Lady Iron-Heels was the last to go over the ridge. She saw me gather buds from both those bushes by the spring. She made a gesture of salute with her hoe.
I never travelled that way again. I passed by quickly; therefore I had a glimpse of what she was intended to be. “He that loseth his life shall find it.” I see her many a time when I am looking on scattered rose-leaves. She was a woman, God’s chief rose for man. She was scorned and downtrodden, but radiant still. I am only saying that she wore the face of Beauty when Beauty rises above circumstance.
The buds that I had gathered did not fall to pieces till I had passed by Daniel Boone’s old trail on through Cumberland Gap, on over big hill Kentucky into the Blue Grass.

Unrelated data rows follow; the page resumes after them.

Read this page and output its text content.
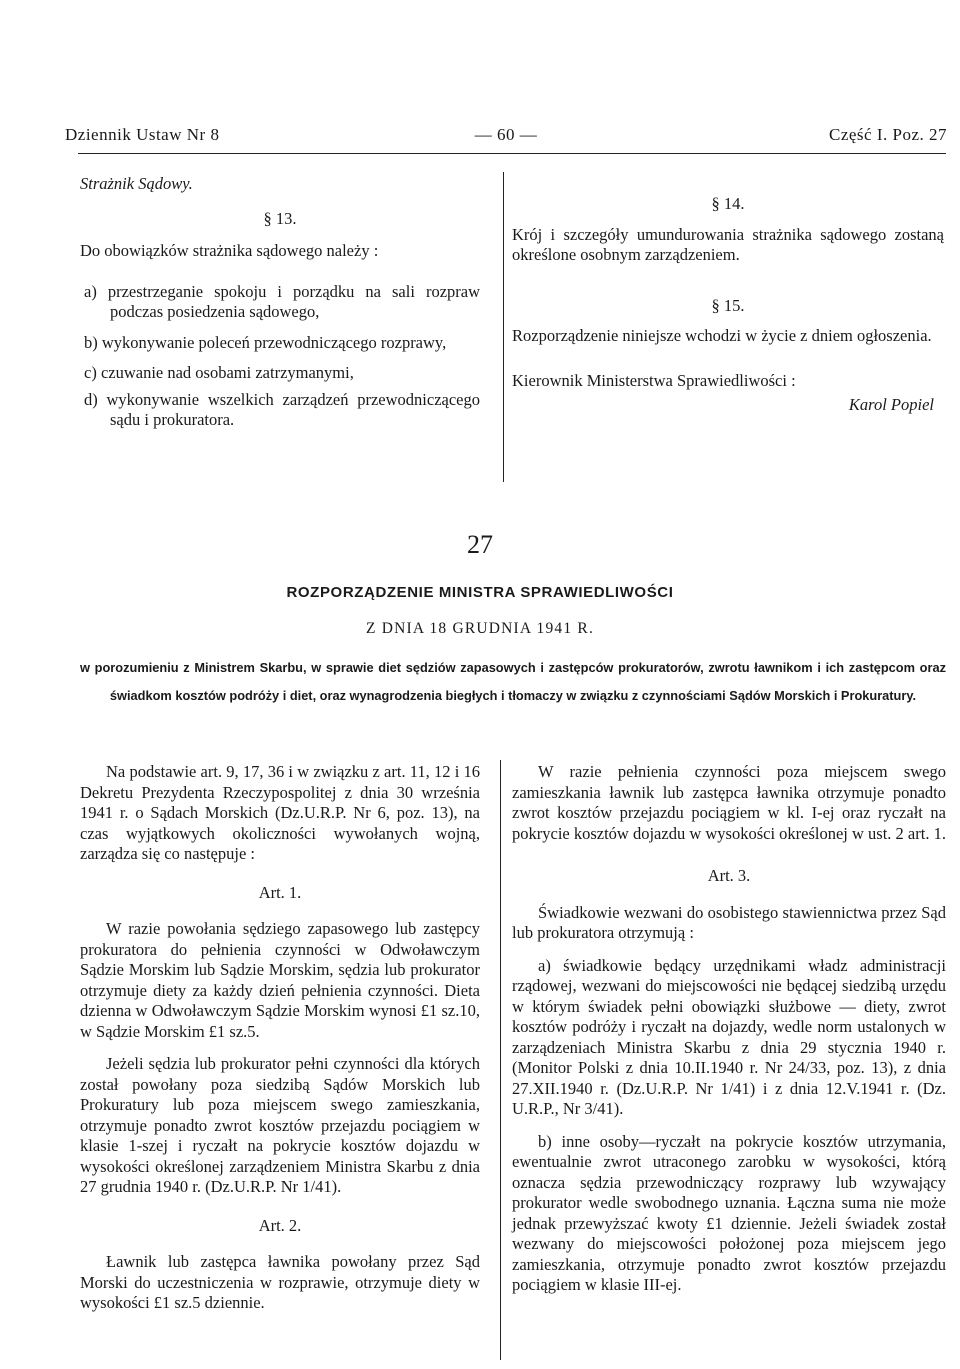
Dziennik Ustaw Nr 8	— 60 —	Część I. Poz. 27

Strażnik Sądowy.

§ 13.

Do obowiązków strażnika sądowego należy :

a) przestrzeganie spokoju i porządku na sali rozpraw podczas posiedzenia sądowego,
b) wykonywanie poleceń przewodniczącego rozprawy,
c) czuwanie nad osobami zatrzymanymi,
d) wykonywanie wszelkich zarządzeń przewodniczącego sądu i prokuratora.

§ 14.

Krój i szczegóły umundurowania strażnika sądowego zostaną określone osobnym zarządzeniem.

§ 15.

Rozporządzenie niniejsze wchodzi w życie z dniem ogłoszenia.

Kierownik Ministerstwa Sprawiedliwości :

Karol Popiel

27
ROZPORZĄDZENIE MINISTRA SPRAWIEDLIWOŚCI
Z DNIA 18 GRUDNIA 1941 R.
w porozumieniu z Ministrem Skarbu, w sprawie diet sędziów zapasowych i zastępców prokuratorów, zwrotu ławnikom i ich zastępcom oraz świadkom kosztów podróży i diet, oraz wynagrodzenia biegłych i tłomaczy w związku z czynnościami Sądów Morskich i Prokuratury.

Na podstawie art. 9, 17, 36 i w związku z art. 11, 12 i 16 Dekretu Prezydenta Rzeczypospolitej z dnia 30 września 1941 r. o Sądach Morskich (Dz.U.R.P. Nr 6, poz. 13), na czas wyjątkowych okoliczności wywołanych wojną, zarządza się co następuje :

Art. 1.

W razie powołania sędziego zapasowego lub zastępcy prokuratora do pełnienia czynności w Odwoławczym Sądzie Morskim lub Sądzie Morskim, sędzia lub prokurator otrzymuje diety za każdy dzień pełnienia czynności. Dieta dzienna w Odwoławczym Sądzie Morskim wynosi £1 sz.10, w Sądzie Morskim £1 sz.5.

Jeżeli sędzia lub prokurator pełni czynności dla których został powołany poza siedzibą Sądów Morskich lub Prokuratury lub poza miejscem swego zamieszkania, otrzymuje ponadto zwrot kosztów przejazdu pociągiem w klasie 1-szej i ryczałt na pokrycie kosztów dojazdu w wysokości określonej zarządzeniem Ministra Skarbu z dnia 27 grudnia 1940 r. (Dz.U.R.P. Nr 1/41).

Art. 2.

Ławnik lub zastępca ławnika powołany przez Sąd Morski do uczestniczenia w rozprawie, otrzymuje diety w wysokości £1 sz.5 dziennie.

W razie pełnienia czynności poza miejscem swego zamieszkania ławnik lub zastępca ławnika otrzymuje ponadto zwrot kosztów przejazdu pociągiem w kl. I-ej oraz ryczałt na pokrycie kosztów dojazdu w wysokości określonej w ust. 2 art. 1.

Art. 3.

Świadkowie wezwani do osobistego stawiennictwa przez Sąd lub prokuratora otrzymują :

a) świadkowie będący urzędnikami władz administracji rządowej, wezwani do miejscowości nie będącej siedzibą urzędu w którym świadek pełni obowiązki służbowe — diety, zwrot kosztów podróży i ryczałt na dojazdy, wedle norm ustalonych w zarządzeniach Ministra Skarbu z dnia 29 stycznia 1940 r. (Monitor Polski z dnia 10.II.1940 r. Nr 24/33, poz. 13), z dnia 27.XII.1940 r. (Dz.U.R.P. Nr 1/41) i z dnia 12.V.1941 r. (Dz. U.R.P., Nr 3/41).

b) inne osoby—ryczałt na pokrycie kosztów utrzymania, ewentualnie zwrot utraconego zarobku w wysokości, którą oznacza sędzia przewodniczący rozprawy lub wzywający prokurator wedle swobodnego uznania. Łączna suma nie może jednak przewyższać kwoty £1 dziennie. Jeżeli świadek został wezwany do miejscowości położonej poza miejscem jego zamieszkania, otrzymuje ponadto zwrot kosztów przejazdu pociągiem w klasie III-ej.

On the way I wrote this, their poor memorial, the Canticle of the Rose:—
It is an article of my creed that the petals of this flower of which we speak are a medicine, that they can almost heal a mortal wound.

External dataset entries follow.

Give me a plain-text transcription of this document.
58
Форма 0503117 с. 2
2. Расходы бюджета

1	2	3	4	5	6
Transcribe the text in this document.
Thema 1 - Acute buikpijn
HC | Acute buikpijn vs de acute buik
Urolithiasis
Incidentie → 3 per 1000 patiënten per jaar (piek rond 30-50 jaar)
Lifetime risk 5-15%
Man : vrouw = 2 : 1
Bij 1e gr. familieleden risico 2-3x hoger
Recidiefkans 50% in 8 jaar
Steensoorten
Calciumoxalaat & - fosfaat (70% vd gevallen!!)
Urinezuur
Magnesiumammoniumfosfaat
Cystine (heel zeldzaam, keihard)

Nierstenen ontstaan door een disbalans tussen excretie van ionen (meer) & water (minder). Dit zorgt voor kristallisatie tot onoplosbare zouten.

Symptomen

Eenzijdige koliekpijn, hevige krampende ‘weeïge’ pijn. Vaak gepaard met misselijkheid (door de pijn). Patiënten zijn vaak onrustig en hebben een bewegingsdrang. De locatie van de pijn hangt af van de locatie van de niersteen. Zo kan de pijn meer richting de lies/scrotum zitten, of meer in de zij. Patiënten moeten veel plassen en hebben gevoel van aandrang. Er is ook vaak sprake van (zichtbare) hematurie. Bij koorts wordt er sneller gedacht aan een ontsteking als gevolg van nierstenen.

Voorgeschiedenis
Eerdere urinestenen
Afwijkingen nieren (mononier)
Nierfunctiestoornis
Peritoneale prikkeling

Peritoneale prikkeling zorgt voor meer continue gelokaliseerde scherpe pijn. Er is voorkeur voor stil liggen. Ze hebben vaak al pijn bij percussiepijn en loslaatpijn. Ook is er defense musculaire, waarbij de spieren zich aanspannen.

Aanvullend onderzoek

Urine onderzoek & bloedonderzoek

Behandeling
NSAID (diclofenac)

The rose is so young of face and line, she appears so casually and humbly, we forget she is an ancient physician.
Yet so much tradition is wrapped around her stalk, it is strange she is not a mummy. Her ashes can be found in the tombs of the Pharaohs, in everlasting companionship with the ashes of the lotus and the papyrus plant. Her dust travels on every desert wind.
No love-song can do without her.
No soldier and no priest can scorn her. There were the Wars of the Roses. And there was a Rose in Sharon. Our wandering brother Dante found a great rose in Paradise.

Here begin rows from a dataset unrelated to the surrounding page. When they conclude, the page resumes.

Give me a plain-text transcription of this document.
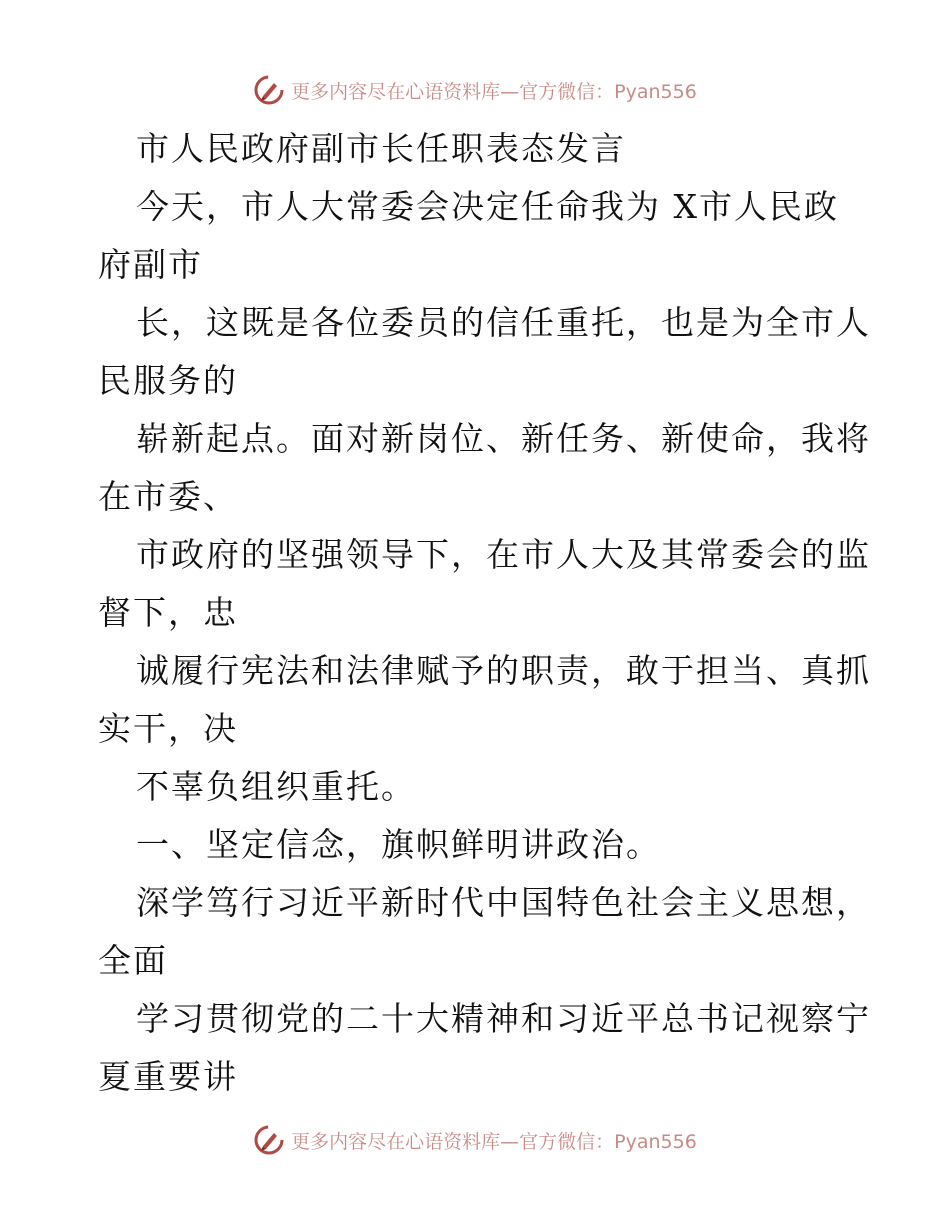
更多内容尽在心语资料库—官方微信：Pyan556
市人民政府副市长任职表态发言
今天，市人大常委会决定任命我为 X市人民政
府副市
长，这既是各位委员的信任重托，也是为全市人
民服务的
崭新起点。面对新岗位、新任务、新使命，我将
在市委、
市政府的坚强领导下，在市人大及其常委会的监
督下，忠
诚履行宪法和法律赋予的职责，敢于担当、真抓
实干，决
不辜负组织重托。
一、坚定信念，旗帜鲜明讲政治。
深学笃行习近平新时代中国特色社会主义思想，
全面
学习贯彻党的二十大精神和习近平总书记视察宁
夏重要讲
更多内容尽在心语资料库—官方微信：Pyan556
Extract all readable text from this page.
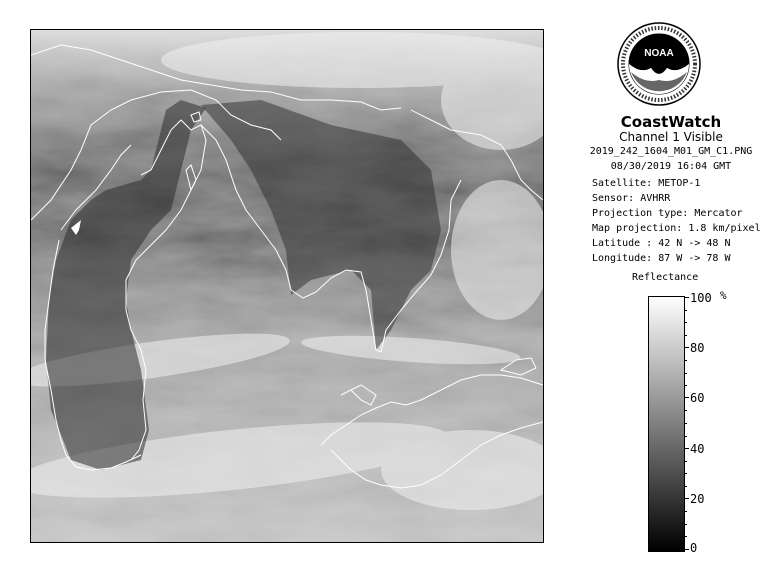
NOAA
CoastWatch
Channel 1 Visible
2019_242_1604_M01_GM_C1.PNG
08/30/2019 16:04 GMT
Satellite: METOP-1
Sensor: AVHRR
Projection type: Mercator
Map projection: 1.8 km/pixel
Latitude : 42 N -> 48 N
Longitude: 87 W -> 78 W
Reflectance
%
100
80
60
40
20
0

There are white roses, sweet ghosts under the pine. There are yellow roses, little suns in the shadow. But the normal bloom is red, flushed with foolish ardors, laughing, shaking off the gossamer years. She remembers Love, but not too well, if love is pain. There is no yesterday that can daunt her and keep her dear heart-laughter down. In springtime her magic petals bring God to the weary and give Heaven’s strength to the wavering of heart.